Wakefield continues to be discredited by wide swaths of the scientific community, many members of which have held him responsible for convincing parents not to vaccinate their children, with disastrous consequences for public health.
"It's shocking," Michael Specter, a staff writer at the New Yorker who has studied and written extensively about the issue, said when asked in a phone interview Tuesday about the screening. "This is a criminal who is responsible for people dying. This isn't someone who has a 'point-of-view.' It's comparable to Leni Riefenstahl making a movie about the Third Reich, or Mike Tyson making a movie about violence toward women. The fact that a respectable organization like the Tribeca Film Festival is giving Wakefield a platform is a disgraceful thing to do."
Tribeca is an annual springtime showcase both for high-profile new films and an assortment of movie-related events. In recent years the festival, co-founded by Robert De Niro, has stirred media interest with its public talks. Last year, for instance, Stephen Colbert chatted with George Lucas while Jon Stewart spoke onstage with the stars of "Goodfellas." This year's gathering includes sessions with Tom Hanks, Tina Fey and David Byrne.
But the Wakefield movie is likely to attract a whole other level of attention.
Contacted by the Times, a Tribeca spokeswoman provided a statement about the decision to host the film and its director.
"Tribeca, as most film festivals, are about dialogue and discussion. Over the years we have presented many films from opposing sides of an issue.
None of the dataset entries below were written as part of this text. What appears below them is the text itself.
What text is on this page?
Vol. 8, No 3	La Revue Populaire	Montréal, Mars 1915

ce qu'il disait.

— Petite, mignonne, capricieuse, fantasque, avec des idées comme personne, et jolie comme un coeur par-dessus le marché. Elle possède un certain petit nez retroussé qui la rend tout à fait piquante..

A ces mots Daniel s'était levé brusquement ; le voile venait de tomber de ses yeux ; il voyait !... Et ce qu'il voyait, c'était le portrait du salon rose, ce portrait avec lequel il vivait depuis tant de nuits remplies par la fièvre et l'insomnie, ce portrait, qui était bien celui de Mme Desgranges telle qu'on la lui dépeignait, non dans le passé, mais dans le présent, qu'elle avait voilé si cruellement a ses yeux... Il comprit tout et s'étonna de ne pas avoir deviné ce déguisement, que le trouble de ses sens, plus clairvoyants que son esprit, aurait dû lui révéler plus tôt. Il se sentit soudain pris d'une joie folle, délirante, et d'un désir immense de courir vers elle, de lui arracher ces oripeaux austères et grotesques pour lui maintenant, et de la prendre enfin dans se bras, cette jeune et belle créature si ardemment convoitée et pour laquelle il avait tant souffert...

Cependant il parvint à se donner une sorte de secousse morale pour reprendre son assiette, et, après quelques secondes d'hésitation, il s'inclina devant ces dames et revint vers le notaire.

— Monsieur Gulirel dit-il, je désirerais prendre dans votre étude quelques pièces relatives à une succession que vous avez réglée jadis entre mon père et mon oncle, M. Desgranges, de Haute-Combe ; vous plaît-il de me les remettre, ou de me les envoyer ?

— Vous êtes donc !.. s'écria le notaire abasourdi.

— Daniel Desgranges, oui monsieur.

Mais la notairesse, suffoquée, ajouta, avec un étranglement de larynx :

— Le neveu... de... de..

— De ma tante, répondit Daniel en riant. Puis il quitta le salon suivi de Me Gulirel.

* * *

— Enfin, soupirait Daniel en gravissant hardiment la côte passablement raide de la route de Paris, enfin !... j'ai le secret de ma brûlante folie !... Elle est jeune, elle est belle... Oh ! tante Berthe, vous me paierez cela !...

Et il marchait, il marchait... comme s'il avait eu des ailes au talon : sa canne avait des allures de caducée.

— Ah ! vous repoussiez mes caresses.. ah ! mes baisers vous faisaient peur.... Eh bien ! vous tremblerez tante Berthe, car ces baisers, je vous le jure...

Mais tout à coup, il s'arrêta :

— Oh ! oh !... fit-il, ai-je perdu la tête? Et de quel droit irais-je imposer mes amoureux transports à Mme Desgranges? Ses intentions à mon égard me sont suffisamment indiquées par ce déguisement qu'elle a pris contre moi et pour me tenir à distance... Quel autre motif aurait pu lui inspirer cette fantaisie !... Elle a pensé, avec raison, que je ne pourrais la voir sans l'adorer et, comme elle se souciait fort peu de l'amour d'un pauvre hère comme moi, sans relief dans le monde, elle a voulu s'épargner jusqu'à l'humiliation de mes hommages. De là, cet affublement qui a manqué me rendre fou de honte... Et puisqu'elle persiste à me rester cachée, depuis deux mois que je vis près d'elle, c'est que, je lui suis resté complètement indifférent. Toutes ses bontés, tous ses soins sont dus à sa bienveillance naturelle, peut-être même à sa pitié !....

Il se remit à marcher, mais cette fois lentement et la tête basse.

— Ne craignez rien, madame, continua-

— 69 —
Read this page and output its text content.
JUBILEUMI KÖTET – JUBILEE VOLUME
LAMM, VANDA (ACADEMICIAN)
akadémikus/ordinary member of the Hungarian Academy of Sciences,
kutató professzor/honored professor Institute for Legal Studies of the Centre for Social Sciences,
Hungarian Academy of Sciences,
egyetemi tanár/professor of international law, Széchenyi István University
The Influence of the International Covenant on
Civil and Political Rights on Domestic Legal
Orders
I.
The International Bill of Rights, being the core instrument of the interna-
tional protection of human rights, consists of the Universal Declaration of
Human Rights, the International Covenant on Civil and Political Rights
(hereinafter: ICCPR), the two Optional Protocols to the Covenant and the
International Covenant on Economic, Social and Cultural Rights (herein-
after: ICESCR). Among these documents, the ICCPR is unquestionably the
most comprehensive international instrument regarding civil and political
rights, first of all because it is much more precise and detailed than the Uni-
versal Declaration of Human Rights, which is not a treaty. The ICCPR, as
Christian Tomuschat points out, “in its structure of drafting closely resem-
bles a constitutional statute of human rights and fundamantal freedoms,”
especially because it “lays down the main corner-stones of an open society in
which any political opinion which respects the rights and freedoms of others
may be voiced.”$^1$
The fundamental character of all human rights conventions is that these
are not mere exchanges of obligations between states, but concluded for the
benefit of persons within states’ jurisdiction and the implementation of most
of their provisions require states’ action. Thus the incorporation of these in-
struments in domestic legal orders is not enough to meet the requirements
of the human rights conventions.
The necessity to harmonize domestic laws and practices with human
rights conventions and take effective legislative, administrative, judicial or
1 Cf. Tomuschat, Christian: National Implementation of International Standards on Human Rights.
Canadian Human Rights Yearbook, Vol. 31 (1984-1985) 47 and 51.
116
We are a forum, not a judge," it read.
Efforts to reach Wakefield via his publisher were not immediately successful.
Festivals are known for including provocative voices, especially in documentary categories, which sometimes feature advocacy pieces.
But it's rare for a gathering to touch on such a hot-button issue from only one side. Many screenings with activist positions usually come from outside filmmakers, such as Gabriela Cowperthwaite's "Blackfish," about animal abuse at Sea World, or Davis Guggenheim's "Waiting for Superman," about public education in the United States, both of which premiered at Sundance. The latter was strongly opposed by teachers unions, but it was made by a decorated Oscar winner, not the activists themselves.
Already the news has caused a stir in the online-science world, where the blog Respectful Insolence, which has published frequently on Wakefield, questioned the decision to screen the movie, saying from the trailer that it is "a greatest hits of 'CDC whistleblower' nonsense" and called on "any skeptics in the NYC area" to attend the event.
"Besides asking skeptical questions, you can report on which celebrities show up for this screening. My guess is that they'll be on the order of Jenny McCarthy or Rob Schneider," noting two outspoken anti-vaccine Hollywood personalities.
Tribeca this year is also screening "Life, Animated," Roger Ross Williams' movie that looks at autism through the prism of one family's encounter with the disease. That movie, about the writer Ron Suskind and his son, won a prize at Sundance and recently screened at the prestigious True/False Film Fest. Tribeca appears to hope the movie offers a counterpoint of sorts to Wakefield's film, though "Life, Animated" is not a scientific study and merely looks at the complicated realities of living with autism.